Doll Tor stone circle
Doll Tor stone circle, Stanton Moor, Derbyshire Map reference: SK238629
Constructed circa 2000BC to 1500BC and consisting of six standing stones, approximately 6m by 4.5m in diameter with five stones of similar size and height and one smaller wider one all no more than a metre in height, with an adjoining cairn. after Ash Cabin Flat, it is the second smallest circle in Derbyshire.
A low prehistoric cairn with a central rectangular stone setting was added later at the eastern end of the circle. In 1993 it was incorrectly reconstructed by persons unknown and wrongly changed to fourteen standing stones. Fortunately it was subsequently reconstructed correctly by English Heritage and the Peak National Park Authority.

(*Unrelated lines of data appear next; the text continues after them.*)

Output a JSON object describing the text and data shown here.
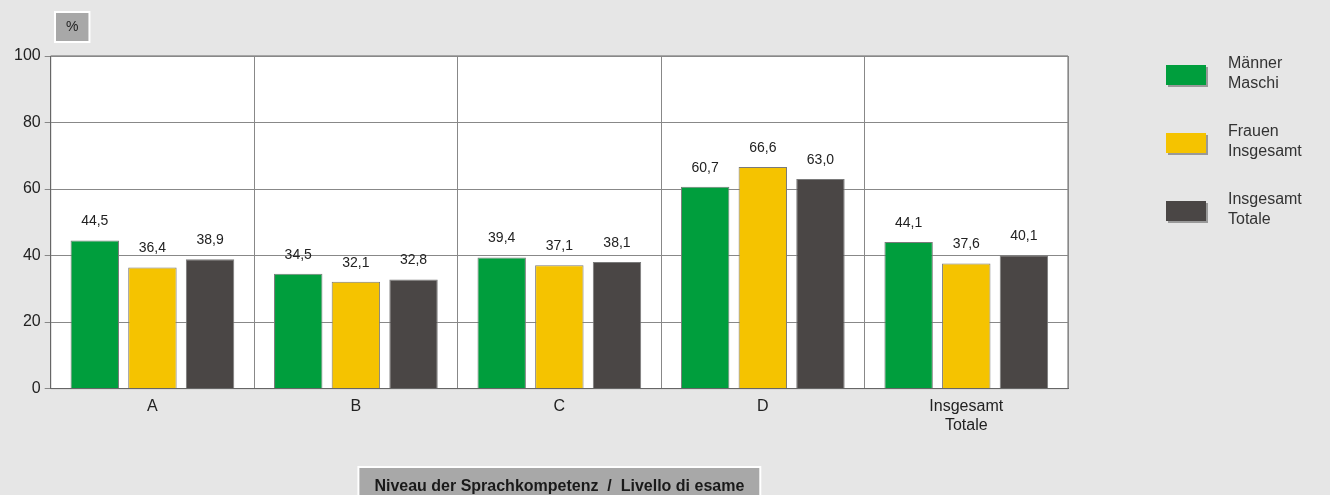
{
  "chart_data": {
    "type": "bar",
    "ylabel": "%",
    "xlabel": "Niveau der Sprachkompetenz  /  Livello di esame",
    "categories": [
      "A",
      "B",
      "C",
      "D",
      "Insgesamt Totale"
    ],
    "series": [
      {
        "name": "Männer Maschi",
        "color": "#009e3d",
        "values": [
          44.5,
          34.5,
          39.4,
          60.7,
          44.1
        ],
        "value_labels": [
          "44,5",
          "34,5",
          "39,4",
          "60,7",
          "44,1"
        ]
      },
      {
        "name": "Frauen Insgesamt",
        "color": "#f5c300",
        "values": [
          36.4,
          32.1,
          37.1,
          66.6,
          37.6
        ],
        "value_labels": [
          "36,4",
          "32,1",
          "37,1",
          "66,6",
          "37,6"
        ]
      },
      {
        "name": "Insgesamt Totale",
        "color": "#4a4645",
        "values": [
          38.9,
          32.8,
          38.1,
          63.0,
          40.1
        ],
        "value_labels": [
          "38,9",
          "32,8",
          "38,1",
          "63,0",
          "40,1"
        ]
      }
    ],
    "ylim": [
      0,
      100
    ],
    "yticks": [
      0,
      20,
      40,
      60,
      80,
      100
    ],
    "grid": true,
    "legend": "right"
  }
}
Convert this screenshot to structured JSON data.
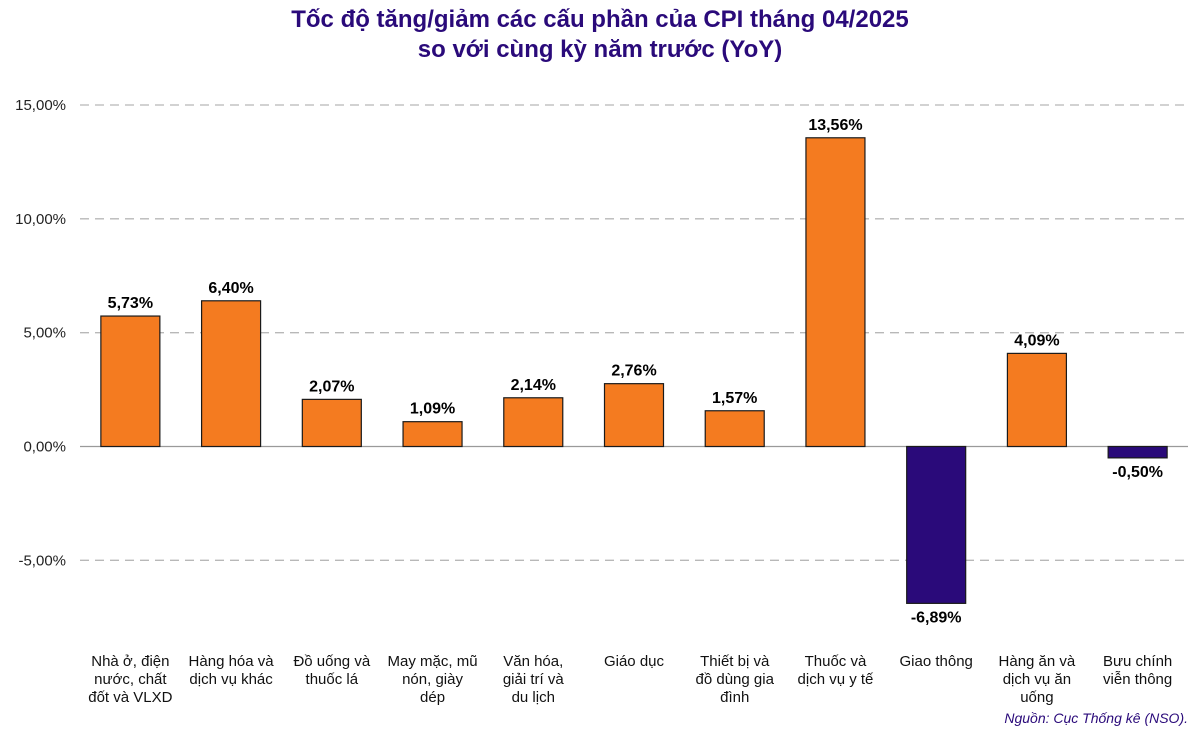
{
  "chart_data": {
    "type": "bar",
    "title_lines": [
      "Tốc độ tăng/giảm các cấu phần của CPI tháng 04/2025",
      "so với cùng kỳ năm trước (YoY)"
    ],
    "categories": [
      [
        "Nhà ở, điện",
        "nước, chất",
        "đốt và VLXD"
      ],
      [
        "Hàng hóa và",
        "dịch vụ khác"
      ],
      [
        "Đồ uống và",
        "thuốc lá"
      ],
      [
        "May mặc, mũ",
        "nón, giày",
        "dép"
      ],
      [
        "Văn hóa,",
        "giải trí và",
        "du lịch"
      ],
      [
        "Giáo dục"
      ],
      [
        "Thiết bị và",
        "đồ dùng gia",
        "đình"
      ],
      [
        "Thuốc và",
        "dịch vụ y tế"
      ],
      [
        "Giao thông"
      ],
      [
        "Hàng ăn và",
        "dịch vụ ăn",
        "uống"
      ],
      [
        "Bưu chính",
        "viễn thông"
      ]
    ],
    "values": [
      5.73,
      6.4,
      2.07,
      1.09,
      2.14,
      2.76,
      1.57,
      13.56,
      -6.89,
      4.09,
      -0.5
    ],
    "value_labels": [
      "5,73%",
      "6,40%",
      "2,07%",
      "1,09%",
      "2,14%",
      "2,76%",
      "1,57%",
      "13,56%",
      "-6,89%",
      "4,09%",
      "-0,50%"
    ],
    "ylim": [
      -8,
      15.5
    ],
    "yticks": [
      15,
      10,
      5,
      0,
      -5
    ],
    "ytick_labels": [
      "15,00%",
      "10,00%",
      "5,00%",
      "0,00%",
      "-5,00%"
    ],
    "grid": "horizontal-dashed",
    "colors": {
      "positive": "#F47B20",
      "negative": "#2A0A7A",
      "title": "#2A0A7A",
      "source": "#2A0A7A",
      "grid": "#b8b8b8"
    },
    "source": "Nguồn: Cục Thống kê (NSO)."
  }
}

Doll Tor was first recorded by Thomas Bateman, when in 1852 he describes a circle of six stones, two of which had fallen. In one afternoon, Bateman and his companions had cleared a space in the centre of the enclosure and discovered a grave containing three or four cinerary urns and as many cinerary cups. Some of these are now housed in the Sheffield City Museum.
The site remained forgotten and untouched until local Birchover archaeologists J.C. Heathcote and his son J.P. Heathcote excavated it between 1931 and 1933. They rediscovered the stone circle and after further excavations they discovered both plain and decorated cremation urns containing the remains of adults and children, along with other funerary goods such as small pieces of unburnt bronze, scrapers and a couple of unusual faience beads, one star shaped and one segmented. Faience beads, dating to the Early Bronze Age, were made from a glass-like material and were once thought to have originated in distant lands but in recent years are believed to have been made locally in Britain. The Heathcotes uncovered burials at the base of four of the standing stones as well as a number of others in the cairn mound to the east.
It also appears that the damage done in 1993 was not the first time the stones of Doll Tor had suffered at the hands of vandals as Heathcote reports that before excavations in the 1930s were completed, three of the standing stones were maliciously damaged by some unknown persons. Two of the stones were smashed to pieces and had to be cemented back together with considerable patience.